Negli ultimi tempi Pierre Janet è tornato al centro del dibattito teorico, ma, stranamente, non sul suo testo fondamentale “Medicina Psicologica” che è del 1923, bensì sui suoi scritti degli anni ’80 e ’90 dell’Ottocento relativi ai meccanismi automatici e dissociativi.

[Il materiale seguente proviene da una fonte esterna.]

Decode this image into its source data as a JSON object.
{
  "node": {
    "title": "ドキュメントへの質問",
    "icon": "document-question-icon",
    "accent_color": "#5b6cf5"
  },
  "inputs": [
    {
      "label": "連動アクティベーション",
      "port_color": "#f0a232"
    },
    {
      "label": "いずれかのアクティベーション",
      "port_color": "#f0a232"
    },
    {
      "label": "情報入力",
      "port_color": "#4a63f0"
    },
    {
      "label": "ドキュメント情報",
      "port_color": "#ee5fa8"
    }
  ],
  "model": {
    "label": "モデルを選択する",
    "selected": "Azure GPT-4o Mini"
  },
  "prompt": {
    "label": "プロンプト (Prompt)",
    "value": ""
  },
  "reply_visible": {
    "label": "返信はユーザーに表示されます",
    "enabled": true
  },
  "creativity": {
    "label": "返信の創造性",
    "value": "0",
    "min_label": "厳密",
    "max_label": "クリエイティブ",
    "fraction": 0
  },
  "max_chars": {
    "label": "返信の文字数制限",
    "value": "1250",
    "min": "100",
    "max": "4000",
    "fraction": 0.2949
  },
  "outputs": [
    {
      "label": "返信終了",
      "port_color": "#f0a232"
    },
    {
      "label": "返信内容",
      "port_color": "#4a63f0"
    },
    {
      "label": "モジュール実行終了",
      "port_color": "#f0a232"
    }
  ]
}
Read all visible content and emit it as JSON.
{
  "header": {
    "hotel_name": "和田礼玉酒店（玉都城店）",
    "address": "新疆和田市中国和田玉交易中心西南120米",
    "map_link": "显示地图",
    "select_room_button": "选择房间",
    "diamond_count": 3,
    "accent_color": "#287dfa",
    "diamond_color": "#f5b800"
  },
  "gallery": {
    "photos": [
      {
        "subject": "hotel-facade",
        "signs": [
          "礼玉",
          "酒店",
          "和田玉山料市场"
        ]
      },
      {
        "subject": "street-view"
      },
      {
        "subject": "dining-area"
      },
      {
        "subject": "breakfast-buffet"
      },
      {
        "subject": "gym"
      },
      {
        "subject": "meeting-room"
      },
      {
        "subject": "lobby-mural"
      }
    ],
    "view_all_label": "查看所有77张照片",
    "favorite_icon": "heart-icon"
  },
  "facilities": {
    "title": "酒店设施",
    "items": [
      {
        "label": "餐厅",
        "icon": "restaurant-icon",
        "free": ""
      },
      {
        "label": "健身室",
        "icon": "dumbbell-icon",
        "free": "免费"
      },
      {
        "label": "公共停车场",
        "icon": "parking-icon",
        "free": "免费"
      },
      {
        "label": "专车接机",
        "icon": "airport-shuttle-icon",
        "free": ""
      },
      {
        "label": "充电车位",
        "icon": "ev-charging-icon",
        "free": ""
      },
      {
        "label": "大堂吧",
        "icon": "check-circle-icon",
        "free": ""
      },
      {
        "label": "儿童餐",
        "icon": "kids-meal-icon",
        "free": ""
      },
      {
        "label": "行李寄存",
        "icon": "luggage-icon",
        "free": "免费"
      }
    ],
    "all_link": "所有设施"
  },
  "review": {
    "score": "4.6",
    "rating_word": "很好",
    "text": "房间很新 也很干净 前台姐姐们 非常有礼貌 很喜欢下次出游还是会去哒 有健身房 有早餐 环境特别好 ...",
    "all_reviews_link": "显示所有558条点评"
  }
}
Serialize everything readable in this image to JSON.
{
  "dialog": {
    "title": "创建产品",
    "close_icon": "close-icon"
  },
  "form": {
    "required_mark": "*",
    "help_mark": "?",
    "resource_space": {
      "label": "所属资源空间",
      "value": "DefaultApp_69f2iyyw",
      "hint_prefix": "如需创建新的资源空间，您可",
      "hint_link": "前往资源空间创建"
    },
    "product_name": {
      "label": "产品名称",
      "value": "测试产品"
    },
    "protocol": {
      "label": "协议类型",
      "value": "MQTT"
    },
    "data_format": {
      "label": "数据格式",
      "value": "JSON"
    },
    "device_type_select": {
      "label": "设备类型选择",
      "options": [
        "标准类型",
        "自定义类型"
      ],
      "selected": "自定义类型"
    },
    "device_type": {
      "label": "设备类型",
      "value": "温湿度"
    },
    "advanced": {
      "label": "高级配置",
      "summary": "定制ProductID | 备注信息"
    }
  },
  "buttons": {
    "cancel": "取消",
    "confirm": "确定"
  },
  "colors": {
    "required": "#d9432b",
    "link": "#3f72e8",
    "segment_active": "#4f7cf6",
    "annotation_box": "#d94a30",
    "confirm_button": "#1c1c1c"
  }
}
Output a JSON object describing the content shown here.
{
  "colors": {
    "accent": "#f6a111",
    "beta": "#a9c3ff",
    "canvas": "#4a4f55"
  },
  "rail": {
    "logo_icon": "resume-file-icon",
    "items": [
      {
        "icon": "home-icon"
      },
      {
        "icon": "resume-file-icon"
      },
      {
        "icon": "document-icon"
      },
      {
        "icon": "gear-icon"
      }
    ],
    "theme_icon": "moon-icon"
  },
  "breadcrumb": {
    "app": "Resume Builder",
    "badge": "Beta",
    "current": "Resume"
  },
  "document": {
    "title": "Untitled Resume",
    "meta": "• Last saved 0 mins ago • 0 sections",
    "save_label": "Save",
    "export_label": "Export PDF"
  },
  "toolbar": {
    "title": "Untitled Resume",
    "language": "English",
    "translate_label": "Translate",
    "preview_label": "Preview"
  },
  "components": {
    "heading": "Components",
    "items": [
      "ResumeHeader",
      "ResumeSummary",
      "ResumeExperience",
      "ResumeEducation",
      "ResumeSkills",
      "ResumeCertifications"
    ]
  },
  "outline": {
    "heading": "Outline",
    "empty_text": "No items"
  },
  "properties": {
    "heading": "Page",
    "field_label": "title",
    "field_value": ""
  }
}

Questi scritti sono stati per lo più giocati in chiave anti-Freud, ma, almeno a me, pare molto più stimolante il testo del 1923, del quale suggerisco due temi.
Primo tema.
La natura della psicoterapia e il suo campo d’azione
“La psicoterapia è un insieme di procedimenti terapeutici di diverso tipo, sia fisici che morali, applicabili a malattie sia fisiche che morali” (…) In una parola, la psicoterapia è un’applicazione della scienza psicologica al trattamento delle malattie» [Janet P (1923) La Medicina Psicologica, ed.it. 1994, p. 244]. Le malattie quindi possiamo dire che sono “a prevalenza psichica” e a “prevalenza somatica”, ma sono tutte un campo di attività della psicoterapia.
Il suo rapporto con la medicina
Di qui l’unione tra medicina e psicologia perché “sono le scienze ad essere separate”, non la realtà.
Su questa unione scommette e lavora la Psiconeuroendocrinoimmunologia. Un’occasione di rilievo per una verifica dello stato del dialogo medicina-psicologia in Italia, sarà l’annunciato Congresso nazionale della Società Italiana di Psiconeuroendocrinoimmunologia (SIPNEI) convocato a Firenze per il 20-22 Marzo 2020 sul tema “La Pnei nella clinica: esperienze e modelli di cure integrate” (vedi il primo annuncio su www.sipnei.it).
Secondo tema.
Gli strumenti e i compiti della psicoterapia
L’eccesso di alimentazione, soprattutto “troppo ricca di carne”, può provocare una «autointossicazione che può svolgere un ruolo essenziale nelle psicosi». Per questo «regolare l’alimentazione è spesso il primo compito della psicoterapia».
Da qui l’idea che la psicoterapia debba avvalersi di diversi strumenti di intervento e non solo della parola. Janet giustamente (e molto modernamente) mette in rilievo il ruolo dell’alimentazione che può provocare un’alterazione biologica (autointossicazione la chiama, oggi la chiamiamo infiammazione) che può svolgere un ruolo centrale nella patogenesi di disturbi psichiatrici anche gravi. Tuttavia è di analoga importanza il ruolo del corpo nella psicoterapia.
Nella precedente rubrica (Due vie di ricerca per la cura della depressione) ho riportato uno studio di grande interesse sull’efficacia dello Yoga integrale (posizioni, respiro, meditazione) nella cura della depressione, in particolare in quelle persone che, geneticamente, sembrano mostrare una maggiore predisposizione al disturbo. Adesso è stato pubblicato un lavoro che ha utilizzato questo approccio (chiamato Yoga mindfulness) nel trattamento della sintomatologia del Parkinson, paragonandolo al trattamento riabilitativo standard (1). Come è noto le persone con Parkinson, oltre ai disturbi motori, soffrono, molto frequentemente, anche di depressione e ansia. Questo trial randomizzato controllato, realizzato dagli Universitari di Hong Kong, ha documentato che lo Yoga integrale ha gli stessi effetti della riabilitazione motoria rispetto alla terapia standard, ma è nettamente superiore in termini di benefici mentali e di qualità della vita.
1) Jojo Y. Y. Kwok, et al (2019) Effects of Mindfulness Yoga vs Stretching and Resistance Training Exercises on Anxiety and Depression for People With Parkinson Disease A Randomized Clinical Trial JAMA Neurol. doi:10.1001/jamaneurol.2019.0534 Published online April 8, 2019.